Today is the day we celebrate the traditional founding of Rome in 753 B.C. That’s not to say that Romulus actually drove his ox team around the boundaries of what would become the capital of the world in 753 B.C., but it’s been the traditionally accepted the date since it was first calculated by historian and all-around erudite man of letters Marcus Terentius Varro (116 B.C. – 27 B.C.).
He figured it out by counting back through the list of counsuls — there were two elected each year since the overthrow of the kings — then adding 244 years for the time between the founding and the last king. He probably took that number whole cloth from Greek historian Dionysius of Halicarnassus.

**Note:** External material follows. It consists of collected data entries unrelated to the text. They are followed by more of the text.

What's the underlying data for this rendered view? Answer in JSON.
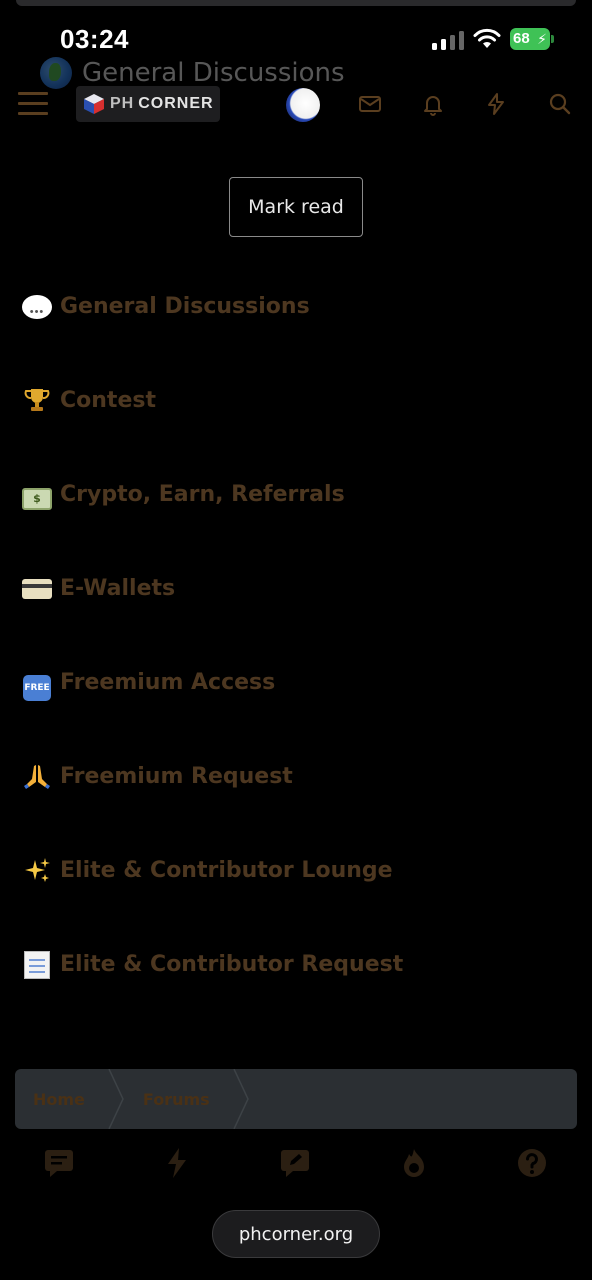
{
  "status_bar": {
    "time": "03:24",
    "battery_level": "68"
  },
  "page_header": {
    "title": "General Discussions"
  },
  "nav": {
    "logo_ph": "PH",
    "logo_corner": "CORNER"
  },
  "mark_read_label": "Mark read",
  "forums": [
    {
      "title": "General Discussions",
      "icon": "speech-bubble-icon"
    },
    {
      "title": "Contest",
      "icon": "trophy-icon"
    },
    {
      "title": "Crypto, Earn, Referrals",
      "icon": "money-icon"
    },
    {
      "title": "E-Wallets",
      "icon": "credit-card-icon"
    },
    {
      "title": "Freemium Access",
      "icon": "free-badge-icon"
    },
    {
      "title": "Freemium Request",
      "icon": "praying-hands-icon"
    },
    {
      "title": "Elite & Contributor Lounge",
      "icon": "sparkles-icon"
    },
    {
      "title": "Elite & Contributor Request",
      "icon": "memo-icon"
    }
  ],
  "breadcrumb": [
    "Home",
    "Forums"
  ],
  "browser": {
    "url": "phcorner.org"
  },
  "colors": {
    "forum_title": "#4d3720",
    "accent_dim": "#5a3e1f",
    "breadcrumb_bg": "#2b2f33",
    "battery": "#3fc256"
  }
}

The Emperor Claudius was the first to throw huge anniversary festivities in honor of Rome’s 800th birthday in 47 A.D. Emperor Marcus Julius Philippus, aka Philip the Arab, threw the rager to end all ragers in 248 A.D. to celebrate the first millennium of Rome’s founding. He cast a special coin commemorating the Saeculum Novum, held the ludi saeculares (century games), commissioned books and plays. Over 1,000 gladiators and hundreds of animals were killed in the ludi.
That same year would-be usurper Pacatianus cast a coin of his own celebrating himself as undefeated on one side and the 1001st birthday of Rome on the other.

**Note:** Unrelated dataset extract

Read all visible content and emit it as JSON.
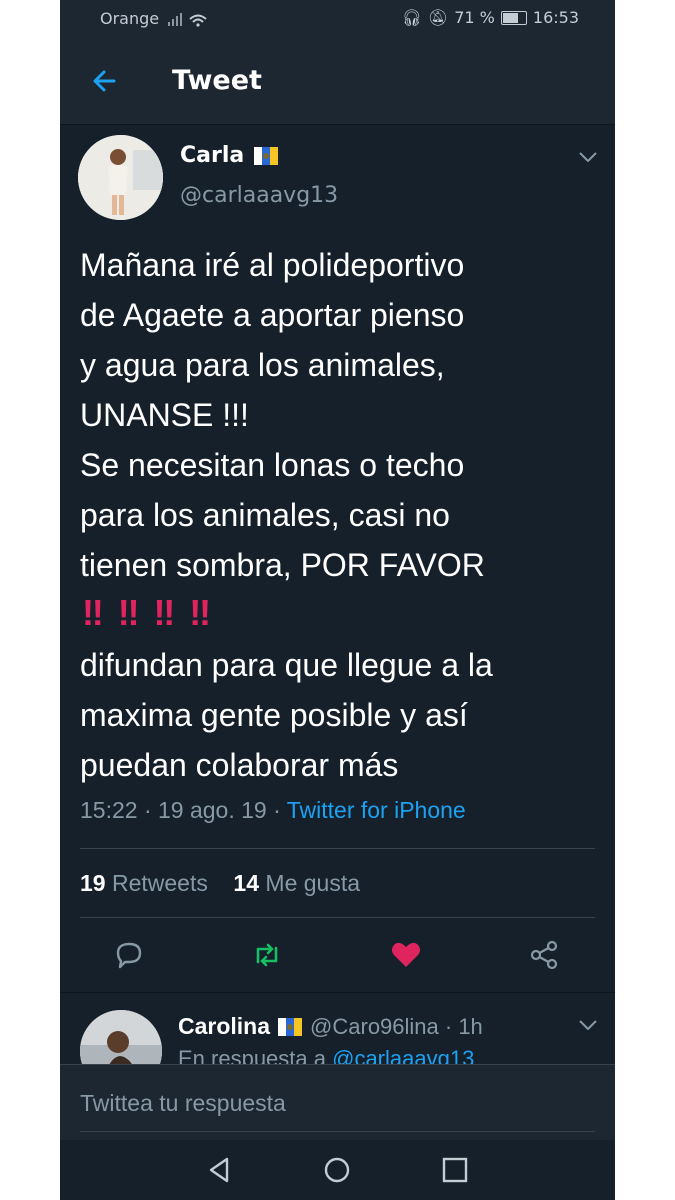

Once the Empire went Christian and the A.D. system kicked in, Roman birthdays no longer got the attention they deserved. But Romans still celebrate, of course, only with considerably less bloodshed. These days it’s more like mayoral ceremonies at the Tomb of the Unknown Soldier, masses, musical recitals, lectures, museum events, sounds and lights shows and a re-enactment of the battle between the Horatii and the Curiatii at the Circus Maximus.